2. Kesetiaan Bushi Baru

Ketika Tokugawa Ieyashu menjadi shogun pada tahun 1603 sebagai dasar untuk memantapkan kekuasaannya, ia memilih konfusionisme sebagai dasar filosofisnya terutama untuk usaha menanamkan penghormatan bawahan terhadap atasannya sehingga tercipta struktur kekuasaan dimana shogun berada pada posisi tertinggi dan juga sebagai pusat pengabdian seluruh masyarakat Jepang. Pada zaman sebelumnya, bagi bushi tuannyalah segala-galanya atau tuannya merupakan pusat pengabdian tetapi hal tersebut diperpanjang Tokugawa sehingga ada kesadaran bahwa kehidupan tuan di daerah pun merupakan berkat kebaikan (chu) dari Tokugawa.

Pelajaran konfusionisme ini diwajibkan untuk dipelajari oleh seluruh bushi di wilayah Jepang pada waktu itu. Pelajaran tersebut disebut dengan kangaku dan ahlinya disebut dengan Kangakusha yang pertama-tama diangkat oleh Ieyashu adalah Hayashi Razan dan Fujiwara Seika kemudian ajaran-ajaran tersebut disempurnakan oleh muridnya seperti Nakae Toju dan Yamazaki Ansai denhan Sushigaku (suatu ajaran konfusionis yang disempurnakan oleh Sushi) dan pelajaran mereka disebut dengan pelajaran dotoku (moral) yaitu pelajaran pasrah menerima bagian masing-masing, tuan sebagai tuan dan anak buah sebagai anak buah, anak sebagai anak dan orang tua sebagai orang tua. Penerimaan bagian sendiri ini disebut dengan gorin (lima etika) yaitu hubungan tuan dan anak buah, orang tua dan anak, suami dan istri, abang dan adik, dan juga menjelaskan hubungan orang yang sederajat.

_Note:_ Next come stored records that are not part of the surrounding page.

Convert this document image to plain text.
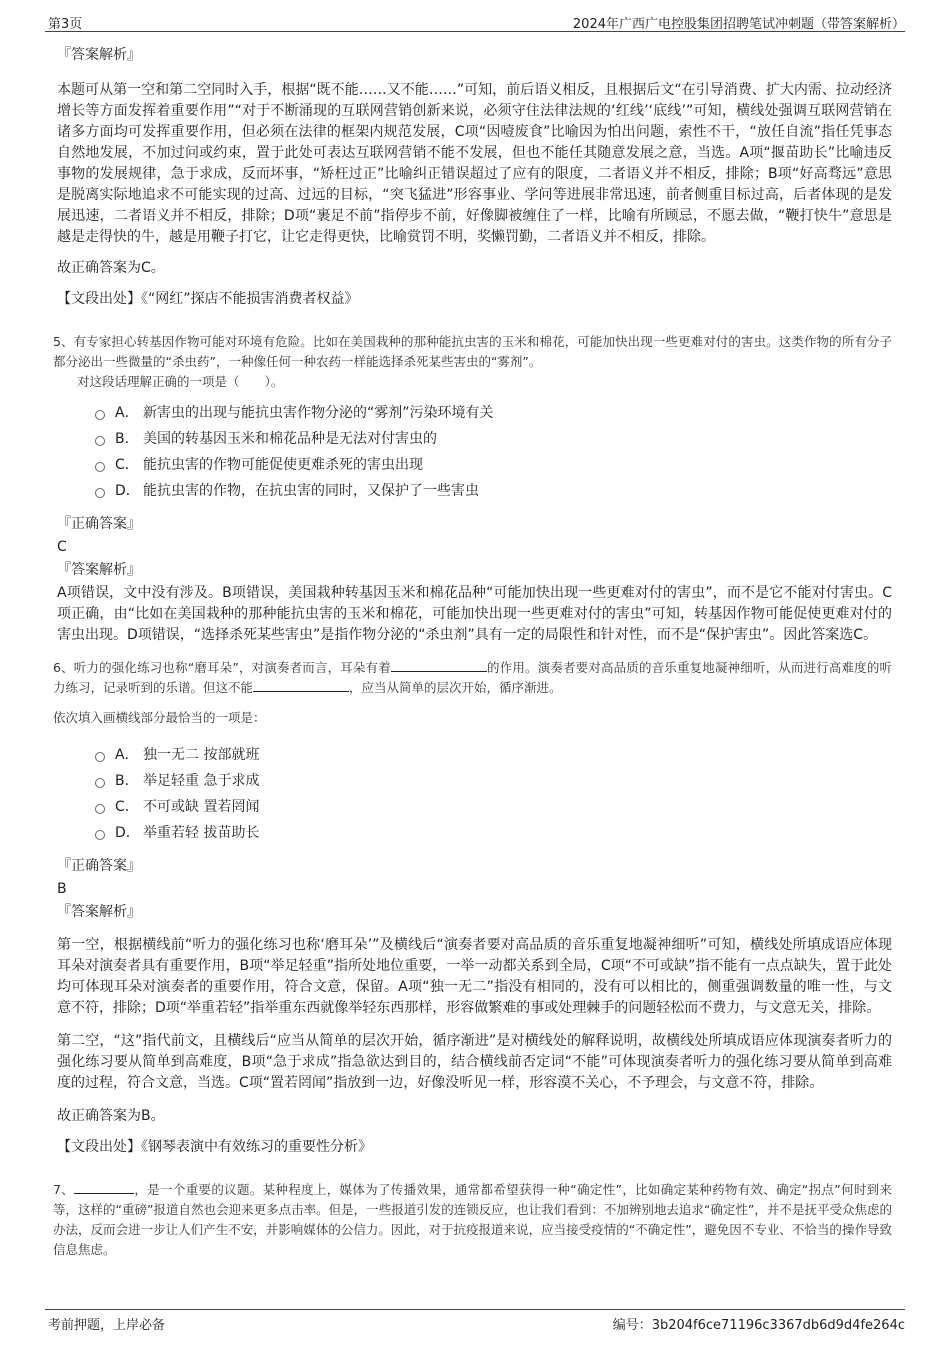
第3页	2024年广西广电控股集团招聘笔试冲刺题（带答案解析）
『答案解析』

本题可从第一空和第二空同时入手，根据“既不能……又不能……”可知，前后语义相反，且根据后文“在引导消费、扩大内需、拉动经济增长等方面发挥着重要作用”“对于不断涌现的互联网营销创新来说，必须守住法律法规的‘红线’‘底线’”可知，横线处强调互联网营销在诸多方面均可发挥重要作用，但必须在法律的框架内规范发展，C项“因噎废食”比喻因为怕出问题，索性不干，“放任自流”指任凭事态自然地发展，不加过问或约束，置于此处可表达互联网营销不能不发展，但也不能任其随意发展之意，当选。A项“揠苗助长”比喻违反事物的发展规律，急于求成，反而坏事，“矫枉过正”比喻纠正错误超过了应有的限度，二者语义并不相反，排除；B项“好高骛远”意思是脱离实际地追求不可能实现的过高、过远的目标，“突飞猛进”形容事业、学问等进展非常迅速，前者侧重目标过高，后者体现的是发展迅速，二者语义并不相反，排除；D项“裹足不前”指停步不前，好像脚被缠住了一样，比喻有所顾忌，不愿去做，“鞭打快牛”意思是越是走得快的牛，越是用鞭子打它，让它走得更快，比喻赏罚不明，奖懒罚勤，二者语义并不相反，排除。

故正确答案为C。

【文段出处】《“网红”探店不能损害消费者权益》

5、有专家担心转基因作物可能对环境有危险。比如在美国栽种的那种能抗虫害的玉米和棉花，可能加快出现一些更难对付的害虫。这类作物的所有分子都分泌出一些微量的“杀虫药”，一种像任何一种农药一样能选择杀死某些害虫的“雾剂”。

对这段话理解正确的一项是（　　）。

A． 新害虫的出现与能抗虫害作物分泌的“雾剂”污染环境有关
B． 美国的转基因玉米和棉花品种是无法对付害虫的
C． 能抗虫害的作物可能促使更难杀死的害虫出现
D． 能抗虫害的作物，在抗虫害的同时，又保护了一些害虫
『正确答案』
C
『答案解析』

A项错误，文中没有涉及。B项错误，美国栽种转基因玉米和棉花品种“可能加快出现一些更难对付的害虫”，而不是它不能对付害虫。C项正确，由“比如在美国栽种的那种能抗虫害的玉米和棉花，可能加快出现一些更难对付的害虫”可知，转基因作物可能促使更难对付的害虫出现。D项错误，“选择杀死某些害虫”是指作物分泌的“杀虫剂”具有一定的局限性和针对性，而不是“保护害虫”。因此答案选C。

6、听力的强化练习也称“磨耳朵”，对演奏者而言，耳朵有着	的作用。演奏者要对高品质的音乐重复地凝神细听，从而进行高难度的听力练习，记录听到的乐谱。但这不能	，应当从简单的层次开始，循序渐进。

依次填入画横线部分最恰当的一项是：

A． 独一无二 按部就班
B． 举足轻重 急于求成
C． 不可或缺 置若罔闻
D． 举重若轻 拔苗助长
『正确答案』
B
『答案解析』

第一空，根据横线前“听力的强化练习也称‘磨耳朵’”及横线后“演奏者要对高品质的音乐重复地凝神细听”可知，横线处所填成语应体现耳朵对演奏者具有重要作用，B项“举足轻重”指所处地位重要，一举一动都关系到全局，C项“不可或缺”指不能有一点点缺失，置于此处均可体现耳朵对演奏者的重要作用，符合文意，保留。A项“独一无二”指没有相同的，没有可以相比的，侧重强调数量的唯一性，与文意不符，排除；D项“举重若轻”指举重东西就像举轻东西那样，形容做繁难的事或处理棘手的问题轻松而不费力，与文意无关，排除。

第二空，“这”指代前文，且横线后“应当从简单的层次开始，循序渐进”是对横线处的解释说明，故横线处所填成语应体现演奏者听力的强化练习要从简单到高难度，B项“急于求成”指急欲达到目的，结合横线前否定词“不能”可体现演奏者听力的强化练习要从简单到高难度的过程，符合文意，当选。C项“置若罔闻”指放到一边，好像没听见一样，形容漠不关心，不予理会，与文意不符，排除。

故正确答案为B。

【文段出处】《钢琴表演中有效练习的重要性分析》

7、	，是一个重要的议题。某种程度上，媒体为了传播效果，通常都希望获得一种“确定性”，比如确定某种药物有效、确定“拐点”何时到来等，这样的“重磅”报道自然也会迎来更多点击率。但是，一些报道引发的连锁反应，也让我们看到：不加辨别地去追求“确定性”，并不是抚平受众焦虑的办法，反而会进一步让人们产生不安，并影响媒体的公信力。因此，对于抗疫报道来说，应当接受疫情的“不确定性”，避免因不专业、不恰当的操作导致信息焦虑。

考前押题，上岸必备	编号：3b204f6ce71196c3367db6d9d4fe264c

Kemudian muncul Yamaga Soko yang sering dipesan untuk mengajar bushi ke daerah- daerah. Ajaran Yamaga Soko ini nampaknya lebih murni konfusionis bila dibandingkan dengan

pendahulu-pendahulunya. Para pendahulunya memiliki ajaran masih dipengaruhi oleh Buddhisme. Inti ajaran Soko adalah bahwa keempat golongan masyarakat yaitu bushi, petani, pedagang, dan tukang harus mengerjakan bagiannya masing-masing sehingga tidak bercampur dari yang satu dengan yang lainnya.

Kesetiaan bushi yang diajarkan oleh Tokugawa melalui Kangakusha adalah menyadari kesadaran hubungan atas dan bawah dimana shogun merupakan puncak penerima pengabdian yang tertinggi. Kemudian bushi diajarkan untuk berpikir rasional. Bushi dilarang melakukan Junshi dan Adauchi. Bushi yang melakukan junshi disebut inujini (mati konyol) dan apabila ada bushi melakukan junshi maka wilayah akan diambil oleh keshogunan. Karena ajaran Tokugawa melalui Kangakusha tersebut dan juga karena berbagai peraturan Tokugawa maka kesetiaan bushi pada Zaman Edo berubah.